Come ricordava La Stampa, “la Compagnia energetica libica è forse l’unica istituzione del Paese a svolgere in questi mesi un ruolo unificatore nell’instabilità generale e a lavorare con ogni attore sul campo. Il suo presidente Sanalla, dopo mesi di negoziati con milizie, tribù e clan locali, è riuscito a far ripartire l’attività nei giacimenti dell’Ovest – Sharara, il più vasto del Paese, ed el-Fil (Elefante) -, e a collaborare con Haftar – che controlla le installazioni dell’Est – anche se questo in un primo momento aveva tentato di vendere indipendentemente il greggio all’estero”.

Ecco dunque perché l’accordo di Rosneft è importante. Ed è importante soprattutto perché Rosneft ha tra i suoi principali partner internazionali l’Eni, con cui condivide interessi fondamentali nell’immenso giacimento di Zohr in Egitto.

 

L’Italia e la Russia in Libia

Partendo da queste premesse, è evidente che l’Italia, per fare in modo che la sua strategia sulla Libia trovi consenso, deve avere la Russia dalla propria parte. E in questo senso, l’alleanza fra i due giganti degli idrocarburi, Eni e Rosneft, può essere utile. Il “cane a sei zampe” è in Libia da sempre ed è l’unica grande azienda a non aver mai abbandonato il Paese. Per anni è stata una sorta di monopolista dell’estrazione libica. Oggi non lo è più come prima, ma è sempre protagonista. E al Russia non può andare contro un partner fondamentale per il gas nel Mediterraneo.

L’intreccio egiziano, in questo senso, è molto importante. Haftar è sostenuto da Egitto e Russia. Ma Egitto e Russia non possono fare a meno di Eni: e quindi dell’Italia. Questo ci rende quindi un interlocutore obbligato per i maggiori sponsor del leader della Cirenaica e fa sì che il maresciallo di Tobruk smorzi le sue mire anti-italiane in Libia.

Ma l’Italia ha sempre sostenuto ufficialmente e sostanzialmente il governo di Sarraj. E questo anche contro la volontà del governo russo, che invece preferiva un approccio più soft di Roma in Libia, senza un chiaro e palese sostegno a Tripoli. Ma c’è anche da dire, che il sostegno a Tripoli in questo momento è figlio sia dei nostri interessi enormi nella parte occidentale della Libia, sia della nostra appartenenza al blocco occidentale.

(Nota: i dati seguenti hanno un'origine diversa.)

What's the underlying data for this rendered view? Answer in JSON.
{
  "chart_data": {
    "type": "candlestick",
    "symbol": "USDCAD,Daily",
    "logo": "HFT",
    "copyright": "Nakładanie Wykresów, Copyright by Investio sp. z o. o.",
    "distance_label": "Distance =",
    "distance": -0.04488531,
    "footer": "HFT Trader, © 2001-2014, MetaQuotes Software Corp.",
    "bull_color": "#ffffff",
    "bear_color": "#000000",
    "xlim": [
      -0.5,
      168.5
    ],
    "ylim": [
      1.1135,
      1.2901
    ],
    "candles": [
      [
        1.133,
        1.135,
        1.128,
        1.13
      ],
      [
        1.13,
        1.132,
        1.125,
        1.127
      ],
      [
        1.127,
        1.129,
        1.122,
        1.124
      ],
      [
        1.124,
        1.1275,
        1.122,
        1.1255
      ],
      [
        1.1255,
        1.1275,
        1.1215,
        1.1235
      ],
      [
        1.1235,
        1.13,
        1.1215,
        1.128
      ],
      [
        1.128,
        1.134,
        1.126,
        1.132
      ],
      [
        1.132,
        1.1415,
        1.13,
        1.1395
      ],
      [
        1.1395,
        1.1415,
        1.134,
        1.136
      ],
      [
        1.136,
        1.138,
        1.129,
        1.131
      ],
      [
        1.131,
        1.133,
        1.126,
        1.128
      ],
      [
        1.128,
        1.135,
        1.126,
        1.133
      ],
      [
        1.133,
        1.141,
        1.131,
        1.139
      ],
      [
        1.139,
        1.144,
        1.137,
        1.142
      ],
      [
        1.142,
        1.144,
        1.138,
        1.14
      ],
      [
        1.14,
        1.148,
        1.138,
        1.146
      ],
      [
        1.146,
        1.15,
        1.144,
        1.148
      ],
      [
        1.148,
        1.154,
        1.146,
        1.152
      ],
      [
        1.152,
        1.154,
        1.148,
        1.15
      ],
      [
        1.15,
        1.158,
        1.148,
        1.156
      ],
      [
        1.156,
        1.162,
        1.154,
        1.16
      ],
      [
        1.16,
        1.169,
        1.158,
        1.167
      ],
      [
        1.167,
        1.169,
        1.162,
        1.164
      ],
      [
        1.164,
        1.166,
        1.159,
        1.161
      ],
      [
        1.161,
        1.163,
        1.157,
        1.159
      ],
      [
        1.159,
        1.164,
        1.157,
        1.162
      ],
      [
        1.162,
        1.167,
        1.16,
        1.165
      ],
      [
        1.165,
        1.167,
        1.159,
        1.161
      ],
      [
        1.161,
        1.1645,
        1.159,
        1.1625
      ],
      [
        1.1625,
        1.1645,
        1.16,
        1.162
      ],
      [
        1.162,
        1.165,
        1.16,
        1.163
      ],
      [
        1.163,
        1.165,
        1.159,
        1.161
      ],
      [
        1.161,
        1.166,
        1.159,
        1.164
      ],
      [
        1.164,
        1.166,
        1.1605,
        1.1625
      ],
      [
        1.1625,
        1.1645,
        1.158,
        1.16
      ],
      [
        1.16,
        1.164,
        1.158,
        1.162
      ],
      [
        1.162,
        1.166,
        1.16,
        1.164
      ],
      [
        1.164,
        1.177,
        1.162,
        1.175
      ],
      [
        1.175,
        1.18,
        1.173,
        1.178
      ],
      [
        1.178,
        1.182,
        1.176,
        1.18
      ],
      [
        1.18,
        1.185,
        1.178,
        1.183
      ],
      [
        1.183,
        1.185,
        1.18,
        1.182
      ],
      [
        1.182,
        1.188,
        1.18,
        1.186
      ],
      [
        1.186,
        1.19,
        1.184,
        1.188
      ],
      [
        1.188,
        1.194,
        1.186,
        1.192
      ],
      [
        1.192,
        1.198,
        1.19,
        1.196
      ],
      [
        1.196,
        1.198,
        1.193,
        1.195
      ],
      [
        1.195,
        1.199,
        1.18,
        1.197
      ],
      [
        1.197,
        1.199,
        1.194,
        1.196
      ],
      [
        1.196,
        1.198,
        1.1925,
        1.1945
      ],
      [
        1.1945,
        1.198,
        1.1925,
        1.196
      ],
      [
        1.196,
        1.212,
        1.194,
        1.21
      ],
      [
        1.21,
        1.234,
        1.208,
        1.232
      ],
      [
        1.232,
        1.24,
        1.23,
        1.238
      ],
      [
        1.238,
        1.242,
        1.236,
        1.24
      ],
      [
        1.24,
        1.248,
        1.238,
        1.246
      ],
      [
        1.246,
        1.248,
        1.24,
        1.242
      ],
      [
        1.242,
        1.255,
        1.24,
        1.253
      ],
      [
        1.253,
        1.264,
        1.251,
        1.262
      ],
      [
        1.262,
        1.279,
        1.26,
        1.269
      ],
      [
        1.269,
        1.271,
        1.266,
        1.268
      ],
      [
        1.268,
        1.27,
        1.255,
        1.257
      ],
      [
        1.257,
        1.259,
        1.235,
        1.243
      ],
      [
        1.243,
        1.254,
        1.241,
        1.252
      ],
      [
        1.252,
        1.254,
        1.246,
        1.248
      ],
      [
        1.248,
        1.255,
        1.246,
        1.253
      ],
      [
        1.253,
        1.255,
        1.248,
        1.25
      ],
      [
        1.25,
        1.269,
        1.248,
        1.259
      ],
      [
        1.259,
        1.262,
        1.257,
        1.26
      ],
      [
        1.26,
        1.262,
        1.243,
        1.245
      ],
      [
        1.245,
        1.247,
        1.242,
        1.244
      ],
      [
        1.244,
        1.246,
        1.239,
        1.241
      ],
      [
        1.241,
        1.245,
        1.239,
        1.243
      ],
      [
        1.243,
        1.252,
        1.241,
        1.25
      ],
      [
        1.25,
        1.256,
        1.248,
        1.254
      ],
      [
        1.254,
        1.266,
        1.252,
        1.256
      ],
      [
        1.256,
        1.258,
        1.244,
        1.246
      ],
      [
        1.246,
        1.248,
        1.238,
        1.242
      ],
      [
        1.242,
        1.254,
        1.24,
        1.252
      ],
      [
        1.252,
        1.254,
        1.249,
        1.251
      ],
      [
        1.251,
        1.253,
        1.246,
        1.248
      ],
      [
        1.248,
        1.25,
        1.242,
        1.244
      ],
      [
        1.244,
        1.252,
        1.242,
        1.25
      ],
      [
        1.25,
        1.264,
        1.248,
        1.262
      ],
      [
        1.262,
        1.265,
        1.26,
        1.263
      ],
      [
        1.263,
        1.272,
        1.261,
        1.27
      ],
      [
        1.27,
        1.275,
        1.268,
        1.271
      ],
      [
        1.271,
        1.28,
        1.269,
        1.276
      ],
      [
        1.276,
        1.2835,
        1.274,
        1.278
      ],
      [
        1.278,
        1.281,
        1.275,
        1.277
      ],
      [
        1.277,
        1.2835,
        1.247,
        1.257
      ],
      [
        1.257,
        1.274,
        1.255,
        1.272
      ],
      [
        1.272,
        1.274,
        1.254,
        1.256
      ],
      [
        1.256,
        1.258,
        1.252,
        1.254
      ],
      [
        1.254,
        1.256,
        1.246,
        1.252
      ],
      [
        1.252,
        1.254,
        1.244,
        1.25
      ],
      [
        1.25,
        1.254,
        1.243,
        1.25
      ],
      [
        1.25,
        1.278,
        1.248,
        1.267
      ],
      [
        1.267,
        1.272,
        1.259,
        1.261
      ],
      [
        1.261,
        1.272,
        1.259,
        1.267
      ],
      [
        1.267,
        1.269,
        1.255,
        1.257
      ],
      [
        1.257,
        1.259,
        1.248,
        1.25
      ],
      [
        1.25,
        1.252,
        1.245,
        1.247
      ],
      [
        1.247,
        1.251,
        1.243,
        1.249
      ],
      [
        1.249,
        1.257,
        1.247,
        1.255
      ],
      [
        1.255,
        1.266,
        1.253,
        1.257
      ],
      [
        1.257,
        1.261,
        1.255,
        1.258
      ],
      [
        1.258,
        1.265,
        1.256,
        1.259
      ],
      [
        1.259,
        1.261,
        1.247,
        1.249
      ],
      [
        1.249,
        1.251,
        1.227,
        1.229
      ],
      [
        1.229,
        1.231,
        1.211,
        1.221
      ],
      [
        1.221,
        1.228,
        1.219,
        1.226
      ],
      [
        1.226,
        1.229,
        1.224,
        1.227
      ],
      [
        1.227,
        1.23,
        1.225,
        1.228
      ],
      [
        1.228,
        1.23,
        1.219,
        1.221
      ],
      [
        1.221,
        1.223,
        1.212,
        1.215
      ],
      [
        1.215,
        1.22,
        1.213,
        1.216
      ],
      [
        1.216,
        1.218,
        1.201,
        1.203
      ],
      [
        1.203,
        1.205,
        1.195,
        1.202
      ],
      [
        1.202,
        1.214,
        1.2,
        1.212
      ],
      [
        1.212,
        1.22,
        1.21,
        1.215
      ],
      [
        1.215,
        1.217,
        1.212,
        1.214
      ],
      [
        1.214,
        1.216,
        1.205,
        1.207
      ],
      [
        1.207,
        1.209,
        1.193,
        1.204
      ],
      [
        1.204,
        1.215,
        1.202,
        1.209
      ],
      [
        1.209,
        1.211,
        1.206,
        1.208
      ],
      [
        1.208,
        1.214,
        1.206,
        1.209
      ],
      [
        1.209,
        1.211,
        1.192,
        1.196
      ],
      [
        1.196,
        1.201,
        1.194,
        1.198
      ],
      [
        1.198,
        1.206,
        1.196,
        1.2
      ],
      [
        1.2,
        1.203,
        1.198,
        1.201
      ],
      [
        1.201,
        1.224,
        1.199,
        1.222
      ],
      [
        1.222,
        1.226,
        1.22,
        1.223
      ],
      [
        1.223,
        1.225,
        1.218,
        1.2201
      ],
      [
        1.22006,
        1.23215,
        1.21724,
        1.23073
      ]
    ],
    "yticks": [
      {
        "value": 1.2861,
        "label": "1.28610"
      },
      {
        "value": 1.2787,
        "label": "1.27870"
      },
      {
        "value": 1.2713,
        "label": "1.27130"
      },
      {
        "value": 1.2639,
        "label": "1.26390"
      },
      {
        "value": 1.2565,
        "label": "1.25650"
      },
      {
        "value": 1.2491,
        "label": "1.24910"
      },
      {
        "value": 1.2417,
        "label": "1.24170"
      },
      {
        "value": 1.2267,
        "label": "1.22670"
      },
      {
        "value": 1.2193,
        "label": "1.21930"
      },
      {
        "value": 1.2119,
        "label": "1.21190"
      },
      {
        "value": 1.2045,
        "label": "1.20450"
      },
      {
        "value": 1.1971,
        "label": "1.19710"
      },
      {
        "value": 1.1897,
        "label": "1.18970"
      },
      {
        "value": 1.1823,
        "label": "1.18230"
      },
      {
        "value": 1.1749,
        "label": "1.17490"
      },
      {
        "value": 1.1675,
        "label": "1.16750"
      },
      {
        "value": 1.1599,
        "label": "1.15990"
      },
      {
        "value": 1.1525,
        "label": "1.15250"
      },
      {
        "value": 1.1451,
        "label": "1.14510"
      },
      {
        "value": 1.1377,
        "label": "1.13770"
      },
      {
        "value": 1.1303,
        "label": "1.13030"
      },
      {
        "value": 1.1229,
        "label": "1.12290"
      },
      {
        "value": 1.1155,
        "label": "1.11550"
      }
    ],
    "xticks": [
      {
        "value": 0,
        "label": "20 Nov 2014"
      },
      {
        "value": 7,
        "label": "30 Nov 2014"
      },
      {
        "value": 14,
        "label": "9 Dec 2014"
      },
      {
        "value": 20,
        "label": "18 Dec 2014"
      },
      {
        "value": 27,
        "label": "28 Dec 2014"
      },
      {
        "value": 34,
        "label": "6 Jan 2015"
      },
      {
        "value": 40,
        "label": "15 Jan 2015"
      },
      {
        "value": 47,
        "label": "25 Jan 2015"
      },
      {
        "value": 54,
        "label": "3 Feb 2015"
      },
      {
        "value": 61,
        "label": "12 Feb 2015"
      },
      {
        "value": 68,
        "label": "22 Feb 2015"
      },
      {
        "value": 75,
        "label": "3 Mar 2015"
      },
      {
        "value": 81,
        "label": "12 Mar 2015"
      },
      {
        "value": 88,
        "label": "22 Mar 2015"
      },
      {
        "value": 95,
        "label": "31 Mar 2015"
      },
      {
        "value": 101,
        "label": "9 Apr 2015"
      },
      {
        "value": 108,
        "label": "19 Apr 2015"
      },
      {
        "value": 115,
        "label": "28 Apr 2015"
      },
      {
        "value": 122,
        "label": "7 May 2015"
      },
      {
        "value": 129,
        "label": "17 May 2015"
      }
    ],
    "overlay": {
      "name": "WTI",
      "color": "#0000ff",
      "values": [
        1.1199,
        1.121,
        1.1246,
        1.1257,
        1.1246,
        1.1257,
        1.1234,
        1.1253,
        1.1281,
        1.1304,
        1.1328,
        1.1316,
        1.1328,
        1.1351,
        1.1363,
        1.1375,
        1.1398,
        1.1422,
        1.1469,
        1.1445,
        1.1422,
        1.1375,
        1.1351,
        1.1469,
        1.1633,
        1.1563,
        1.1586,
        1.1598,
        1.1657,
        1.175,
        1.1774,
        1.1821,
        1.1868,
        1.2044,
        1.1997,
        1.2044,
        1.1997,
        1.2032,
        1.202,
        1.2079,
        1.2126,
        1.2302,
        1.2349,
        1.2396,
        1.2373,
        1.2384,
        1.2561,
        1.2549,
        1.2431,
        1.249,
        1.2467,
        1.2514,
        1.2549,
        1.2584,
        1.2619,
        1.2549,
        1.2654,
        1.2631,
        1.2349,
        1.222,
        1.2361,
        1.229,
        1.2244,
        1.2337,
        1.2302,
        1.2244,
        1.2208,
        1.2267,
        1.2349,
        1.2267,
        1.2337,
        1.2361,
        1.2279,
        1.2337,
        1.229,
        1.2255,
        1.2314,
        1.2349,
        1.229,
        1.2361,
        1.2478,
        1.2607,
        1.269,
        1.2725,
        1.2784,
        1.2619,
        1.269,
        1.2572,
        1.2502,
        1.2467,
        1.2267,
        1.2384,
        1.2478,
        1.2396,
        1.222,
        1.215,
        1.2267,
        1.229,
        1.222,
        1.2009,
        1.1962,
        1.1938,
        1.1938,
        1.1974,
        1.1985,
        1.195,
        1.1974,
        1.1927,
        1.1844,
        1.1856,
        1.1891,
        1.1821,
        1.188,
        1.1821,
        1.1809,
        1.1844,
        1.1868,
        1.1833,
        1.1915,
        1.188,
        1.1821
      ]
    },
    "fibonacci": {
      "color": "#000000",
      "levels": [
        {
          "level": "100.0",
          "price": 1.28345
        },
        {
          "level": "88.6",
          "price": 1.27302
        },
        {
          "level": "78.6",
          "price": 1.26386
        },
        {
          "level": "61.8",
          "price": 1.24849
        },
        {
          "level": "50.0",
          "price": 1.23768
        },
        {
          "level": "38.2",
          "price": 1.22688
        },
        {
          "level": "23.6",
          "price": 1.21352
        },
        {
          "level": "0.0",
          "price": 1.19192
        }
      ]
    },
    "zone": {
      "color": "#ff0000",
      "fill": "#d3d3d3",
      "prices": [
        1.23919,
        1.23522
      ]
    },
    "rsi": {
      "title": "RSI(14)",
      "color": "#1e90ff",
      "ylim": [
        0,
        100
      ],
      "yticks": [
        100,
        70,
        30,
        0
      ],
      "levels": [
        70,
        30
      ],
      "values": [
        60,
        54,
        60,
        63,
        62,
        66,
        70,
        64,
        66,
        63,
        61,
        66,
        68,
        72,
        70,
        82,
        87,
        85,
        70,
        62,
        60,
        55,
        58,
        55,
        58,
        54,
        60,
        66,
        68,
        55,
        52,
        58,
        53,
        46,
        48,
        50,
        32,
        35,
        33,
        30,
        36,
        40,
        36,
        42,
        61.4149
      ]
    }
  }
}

Detto questo, l’Italia e la Russia non sono avversarie in Libia. Non hanno posizioni identiche, ma interessi comuni. E questo può aiutarci. Le aperture del governo di Giuseppe Conte a Putin sono sicuramente importanti per aiutarci in Libia. E gli interessi economici sono a loro fondamentale. Ma l’Italia può giocare una partita autonoma e avere l’appoggio russo quando ha ricevuto dagli Stati Uniti la cabina di regia sulla Libia? La speranza è che il governo muova i fili diplomatici per portare il Cremlino dalla nostra parte. Un asse fra Mosca e Parigi, per noi sarebbe un colpo durissimo.